Chimerix is developing brincidofovir as a medical countermeasure against smallpox, for which there is no antiviral agent currently approved. Brincidofovir has demonstrated broad-spectrum in vitro activity across five families of DNA viruses, and in addition to smallpox, is also being studied in two Phase 3 clinical trials for prevention of cytomegalovirus (CMV) and treatment of adenovirus infections in immunocompromised patients. The U.S. Food and Drug Administration (FDA) has granted Fast Track status to brincidofovir for smallpox, CMV, and adenovirus.

The pivotal smallpox study was conducted under the FDA’s Animal Efficacy Rule, which allows for testing of investigational compounds in animal models to support the drug’s effectiveness in diseases which are not ethical or feasible to study in humans. The primary objective of this study was to assess the efficacy of immediate and delayed treatment with brincidofovir after clinical signs of disease compared with placebo in preventing mortality in rabbits infected with the lethal rabbitpox virus a well-characterized model of smallpox. The study met its primary endpoint.

Rabbits treated with brincidofovir upon the first clinical sign of disease, and rabbits that received brincidofovir 24 or 48 hours after the first clinical sign of disease, demonstrated a statistically significant (p < 0.05) reduction in mortality compared to rabbits that received placebo. Final results from this study, including data on the incidence and severity of clinical and laboratory events in each cohort, are expected by the fourth quarter of 2015 and will be submitted to an upcoming medical conference and to the FDA for discussion of next steps.

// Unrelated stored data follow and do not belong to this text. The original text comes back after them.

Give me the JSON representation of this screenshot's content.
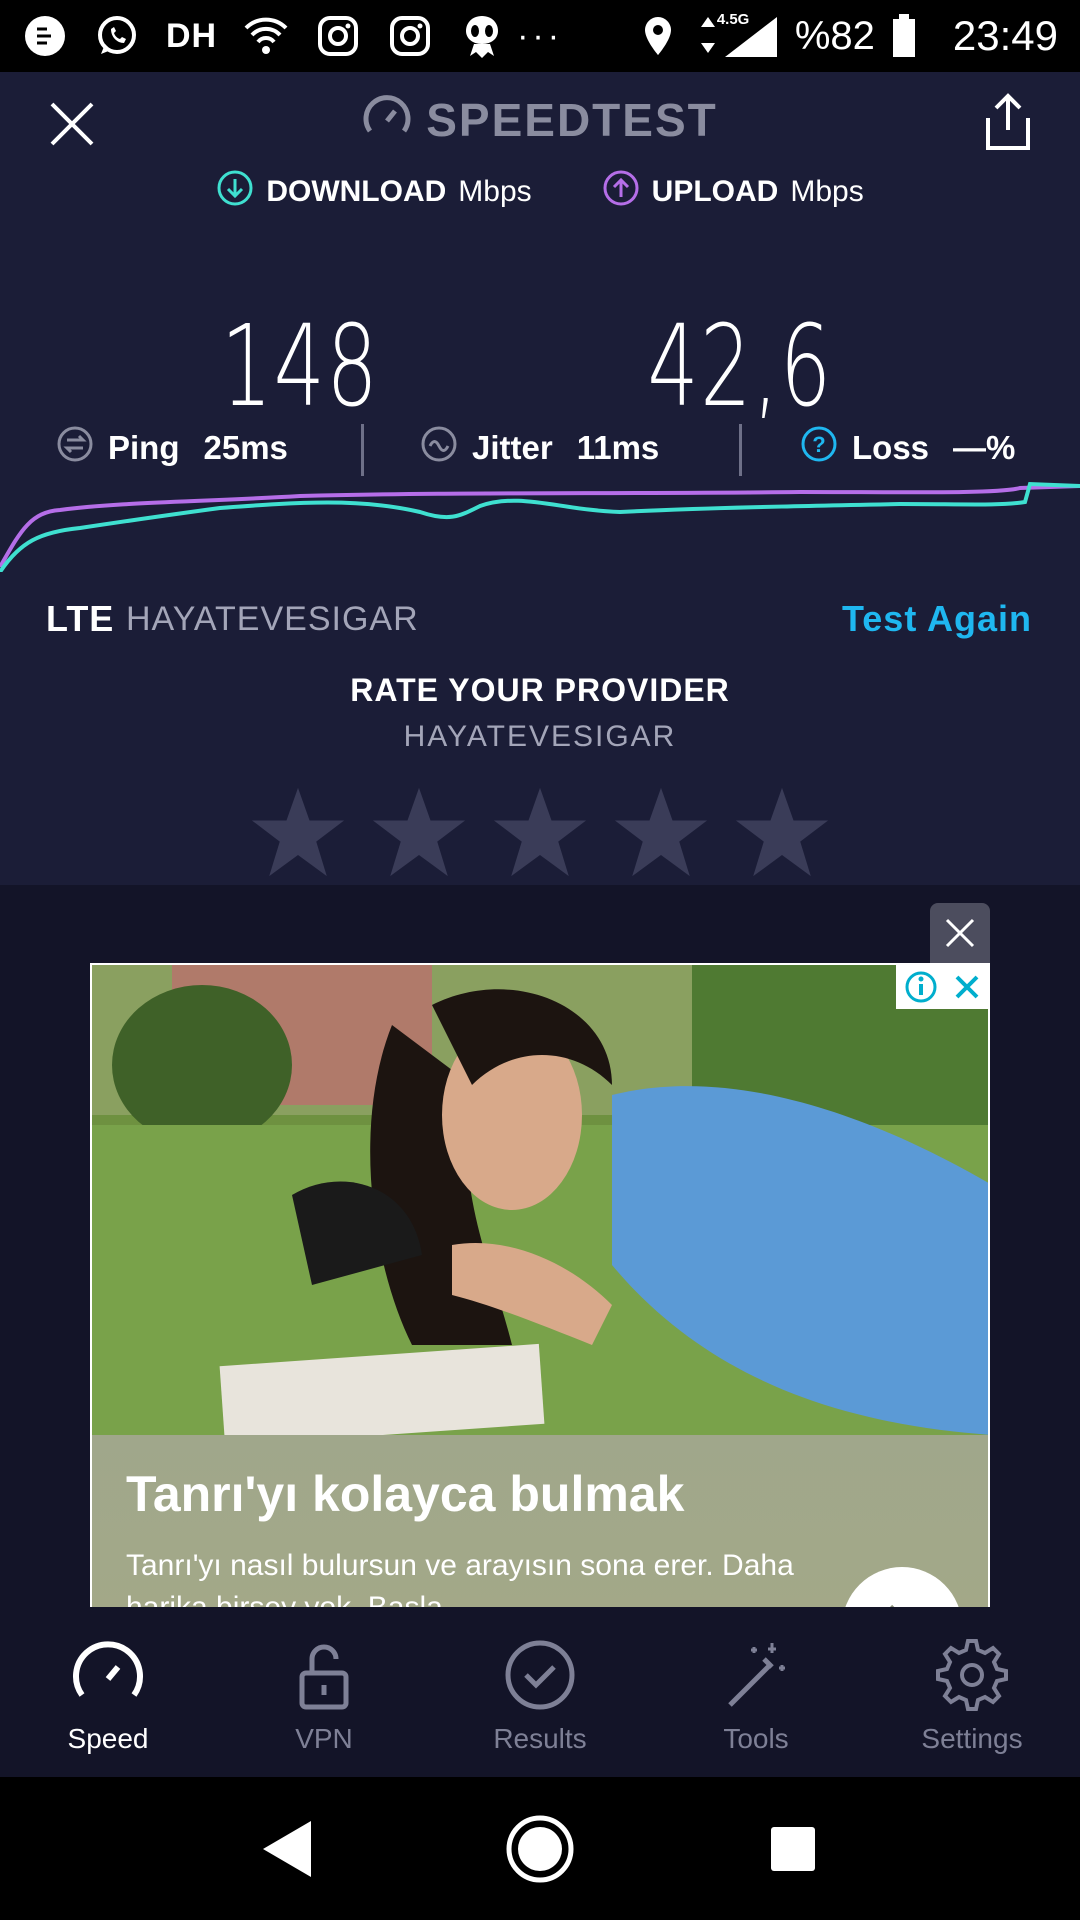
{
  "status_bar": {
    "carrier_text": "DH",
    "network_type": "4.5G",
    "battery": "%82",
    "time": "23:49",
    "more": "···"
  },
  "app": {
    "title": "SPEEDTEST",
    "download_label": "DOWNLOAD",
    "download_unit": "Mbps",
    "download_value": "148",
    "upload_label": "UPLOAD",
    "upload_unit": "Mbps",
    "upload_value": "42,6",
    "ping_label": "Ping",
    "ping_value": "25ms",
    "jitter_label": "Jitter",
    "jitter_value": "11ms",
    "loss_label": "Loss",
    "loss_value": "—%",
    "connection_type": "LTE",
    "provider": "HAYATEVESIGAR",
    "test_again": "Test Again",
    "rate_title": "RATE YOUR PROVIDER",
    "rate_provider": "HAYATEVESIGAR",
    "rating": 0,
    "rating_max": 5
  },
  "colors": {
    "background": "#1b1d37",
    "download_accent": "#3fe0d0",
    "upload_accent": "#b56ee8",
    "link": "#1fb7f0"
  },
  "ad": {
    "headline": "Tanrı'yı kolayca bulmak",
    "body": "Tanrı'yı nasıl bulursun ve arayısın sona erer. Daha harika birsey yok. Basla"
  },
  "tabs": [
    {
      "label": "Speed",
      "icon": "speedometer-icon",
      "active": true
    },
    {
      "label": "VPN",
      "icon": "lock-icon",
      "active": false
    },
    {
      "label": "Results",
      "icon": "check-circle-icon",
      "active": false
    },
    {
      "label": "Tools",
      "icon": "magic-wand-icon",
      "active": false
    },
    {
      "label": "Settings",
      "icon": "gear-icon",
      "active": false
    }
  ]
}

The brincidofovir doses used in this animal study were scaled to equivalent doses used in the Phase 3 clinical trials of brincidofovir for CMV and adenovirus in humans, the SUPPRESS and AdVise trials, respectively. Additional data may be required prior to a new drug application (NDA) submission for smallpox.

“Data from this pivotal study support the potential for brincidofovir to contribute to the U.S. national security and public health preparedness for the treatment of smallpox, which is a Category A Priority Pathogen,” said M. Michelle Berrey, MD, MPH, President and CEO of Chimerix. “We look forward to continuing our work with BARDA and the FDA to advance brincidofovir as a medical countermeasure for smallpox.”